2. \begin{align*} \overset{\curvearrowright}{M}: && 0 &= \frac{a}{2} \cdot mg \cos 2 \theta - a\cdot \sqrt{2}\lambda \cos (90-(45-\theta))\\ \Rightarrow && \cos 2 \theta &= \frac{\lambda}{mg} 2 \sqrt{2} \cos (45 + \theta) \\ \Rightarrow && \cos^2 \theta - \sin^2 \theta &= \frac{2\lambda}{mg} (\cos \theta - \sin \theta) \\ \underbrace{\Rightarrow}_{\theta < 45^{\circ}} && \cos \theta + \sin \theta &= \frac{2\lambda}{mg} \end{align*} Over \((0, 45^{\circ})\), \(\cos \theta + \sin \theta\) ranges from \(1\) to \(\sqrt{2}\), therefore \(1 < \frac{2 \lambda}{mg} < \sqrt{2} \Rightarrow \frac12 mg < \lambda < \frac12 \sqrt{2} mg\) as required.

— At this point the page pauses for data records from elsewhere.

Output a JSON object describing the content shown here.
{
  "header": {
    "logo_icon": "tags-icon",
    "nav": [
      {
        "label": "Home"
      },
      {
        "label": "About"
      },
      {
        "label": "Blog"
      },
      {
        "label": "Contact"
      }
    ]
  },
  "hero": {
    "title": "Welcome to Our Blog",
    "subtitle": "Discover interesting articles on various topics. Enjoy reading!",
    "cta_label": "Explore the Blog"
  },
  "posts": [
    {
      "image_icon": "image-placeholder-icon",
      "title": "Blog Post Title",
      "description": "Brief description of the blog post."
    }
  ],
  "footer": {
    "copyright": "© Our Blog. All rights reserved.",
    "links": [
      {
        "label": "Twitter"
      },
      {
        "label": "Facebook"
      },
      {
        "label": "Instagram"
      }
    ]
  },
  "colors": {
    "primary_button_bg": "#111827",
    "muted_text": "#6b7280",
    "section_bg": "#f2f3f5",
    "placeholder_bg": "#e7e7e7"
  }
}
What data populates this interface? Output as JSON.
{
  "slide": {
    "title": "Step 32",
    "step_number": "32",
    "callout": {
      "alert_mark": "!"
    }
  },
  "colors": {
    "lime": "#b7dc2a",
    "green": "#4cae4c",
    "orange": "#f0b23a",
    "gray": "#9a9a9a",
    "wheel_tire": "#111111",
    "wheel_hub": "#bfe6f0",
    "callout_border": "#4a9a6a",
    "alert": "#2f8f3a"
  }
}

3. \begin{align*} \overset{\curvearrowright}{P}: && 0 &=- \frac{a}{2} \cdot \left ( mg \cos 2\theta \right) - a \cdot F \sin 2 \theta + a \cdot N \cos 2 \theta \\ \Rightarrow && \frac12 mg &= N - F \tan 2 \theta \end{align*} as required.